Personal Status Extraction (PSE) is a composite AIM that extracts Cognitive State, Emotion, and Social Attitude called Factors conveyed by each of Text, Speech, Face, and Gesture, called Modalities, and provides an estimate of the Personal Status, intended as a combination of Factors. The Personal Status Composite AIM is used in MPAI-MMC and other Use Cases as a replacement for the combination of AIMs depicted in Figure 1. Note that the Personal Status Data Type need not convey information on all Factors and all Modalities.

1     Scope of Personal Status Extraction

2     Reference Architecture of Personal Status Extraction.

3     I/O Data of Personal Status Extraction.

4     Functions of AI Modules of Personal Status Extraction

5     I/O Data of AI Modules of Personal Status Extraction.

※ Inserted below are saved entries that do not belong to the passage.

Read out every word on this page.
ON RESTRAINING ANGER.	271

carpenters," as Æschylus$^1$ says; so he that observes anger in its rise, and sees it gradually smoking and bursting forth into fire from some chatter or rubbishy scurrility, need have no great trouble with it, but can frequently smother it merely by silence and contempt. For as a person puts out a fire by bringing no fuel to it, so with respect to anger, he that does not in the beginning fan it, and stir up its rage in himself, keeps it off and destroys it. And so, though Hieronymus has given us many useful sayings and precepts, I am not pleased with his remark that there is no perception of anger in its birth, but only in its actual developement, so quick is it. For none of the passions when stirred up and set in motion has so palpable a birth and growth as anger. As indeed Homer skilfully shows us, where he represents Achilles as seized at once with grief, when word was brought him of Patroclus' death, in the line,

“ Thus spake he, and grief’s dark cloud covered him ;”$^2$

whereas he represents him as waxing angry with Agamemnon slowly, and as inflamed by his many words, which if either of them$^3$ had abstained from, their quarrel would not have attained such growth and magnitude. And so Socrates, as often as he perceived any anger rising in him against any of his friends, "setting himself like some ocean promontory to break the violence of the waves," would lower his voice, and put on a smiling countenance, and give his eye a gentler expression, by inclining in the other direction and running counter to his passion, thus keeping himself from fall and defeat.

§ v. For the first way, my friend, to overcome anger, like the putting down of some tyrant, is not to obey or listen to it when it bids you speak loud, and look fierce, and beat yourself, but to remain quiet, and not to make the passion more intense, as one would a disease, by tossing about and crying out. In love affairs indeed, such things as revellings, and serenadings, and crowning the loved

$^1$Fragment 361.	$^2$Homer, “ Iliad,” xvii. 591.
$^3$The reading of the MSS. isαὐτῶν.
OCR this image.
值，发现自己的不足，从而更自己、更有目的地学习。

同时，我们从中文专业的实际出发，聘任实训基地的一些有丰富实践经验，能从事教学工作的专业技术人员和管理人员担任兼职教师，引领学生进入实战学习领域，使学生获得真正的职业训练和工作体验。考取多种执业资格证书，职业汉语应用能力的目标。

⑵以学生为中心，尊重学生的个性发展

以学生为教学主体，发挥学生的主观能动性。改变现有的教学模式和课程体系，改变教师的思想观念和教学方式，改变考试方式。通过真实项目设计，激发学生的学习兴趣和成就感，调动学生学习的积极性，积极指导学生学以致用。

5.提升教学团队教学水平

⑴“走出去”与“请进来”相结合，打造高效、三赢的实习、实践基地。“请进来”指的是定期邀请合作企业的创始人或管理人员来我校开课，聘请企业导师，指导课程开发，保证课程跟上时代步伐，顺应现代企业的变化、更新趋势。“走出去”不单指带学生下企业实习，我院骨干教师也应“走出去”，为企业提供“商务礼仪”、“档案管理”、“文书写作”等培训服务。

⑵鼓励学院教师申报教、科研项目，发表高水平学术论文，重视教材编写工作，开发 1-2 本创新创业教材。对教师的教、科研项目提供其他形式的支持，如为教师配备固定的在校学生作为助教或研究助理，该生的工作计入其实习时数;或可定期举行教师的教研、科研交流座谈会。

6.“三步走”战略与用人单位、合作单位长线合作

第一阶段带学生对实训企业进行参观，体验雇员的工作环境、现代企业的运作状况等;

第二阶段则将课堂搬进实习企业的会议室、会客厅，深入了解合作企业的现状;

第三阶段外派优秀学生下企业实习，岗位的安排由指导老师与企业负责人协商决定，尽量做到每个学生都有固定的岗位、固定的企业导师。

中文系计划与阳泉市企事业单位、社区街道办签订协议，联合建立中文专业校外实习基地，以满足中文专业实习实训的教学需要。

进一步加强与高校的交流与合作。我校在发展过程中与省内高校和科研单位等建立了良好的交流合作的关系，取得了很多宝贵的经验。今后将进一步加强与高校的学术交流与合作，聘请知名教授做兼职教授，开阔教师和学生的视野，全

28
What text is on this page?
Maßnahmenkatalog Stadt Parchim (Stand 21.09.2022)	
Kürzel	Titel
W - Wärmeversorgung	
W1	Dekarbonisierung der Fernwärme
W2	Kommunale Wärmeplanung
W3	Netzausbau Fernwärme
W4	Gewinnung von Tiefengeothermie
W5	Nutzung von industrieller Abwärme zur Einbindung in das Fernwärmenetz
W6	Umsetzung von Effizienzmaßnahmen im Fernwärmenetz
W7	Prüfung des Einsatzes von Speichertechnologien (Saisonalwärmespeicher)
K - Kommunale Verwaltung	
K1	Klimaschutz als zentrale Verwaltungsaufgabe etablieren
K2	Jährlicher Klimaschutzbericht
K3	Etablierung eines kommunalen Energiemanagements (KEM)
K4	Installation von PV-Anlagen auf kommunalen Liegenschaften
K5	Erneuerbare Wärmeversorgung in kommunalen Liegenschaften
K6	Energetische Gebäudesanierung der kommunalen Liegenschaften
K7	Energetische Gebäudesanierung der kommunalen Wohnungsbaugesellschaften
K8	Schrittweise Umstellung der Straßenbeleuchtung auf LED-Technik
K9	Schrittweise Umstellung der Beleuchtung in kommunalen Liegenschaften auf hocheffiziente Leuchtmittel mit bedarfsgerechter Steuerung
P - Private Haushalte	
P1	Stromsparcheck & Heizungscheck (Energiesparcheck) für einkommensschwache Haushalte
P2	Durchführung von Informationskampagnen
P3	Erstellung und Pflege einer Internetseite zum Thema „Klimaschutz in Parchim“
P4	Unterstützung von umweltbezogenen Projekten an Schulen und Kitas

6     JSON Metadata of Personal Status Extraction and its AIMs

1      Scope of Personal Status Extraction

Personal Status Extraction produces the estimate of the Personal Status of a human or an avatar by analysing each Modality in three steps:

  1. Data Capture (e.g., characters and words, a digitised speech segment, the digital video containing the hand of a person, etc.).
  2. Descriptor Extraction (e.g., pitch and intonation of the speech segment, thumb of the hand raised, the right eye winking, etc.).
  3. Personal Status Interpretation (i.e., one of Emotion, Cognitive State, and Attitude).

An implementation may combine two or more of the AIMs implementing the steps.

2      Reference Architecture of Personal Status Extraction

Figure 1 depicts the Personal Status extraction process:

  1. Descriptors are extracted from Text, Speech, Face Object, and Body Object. An AI Module upstream can provide Descriptors, depending on the value of the Input Selectors, indicating to PSE whether a Modality or its Descriptors are used.
  2. Descriptors are interpreted and the specific indicators of the Personal Status in the Text, Speech, Face, and Gesture Modalities are derived.
  3. Personal Status is obtained by combining the estimates of different Modalities of the Personal Status.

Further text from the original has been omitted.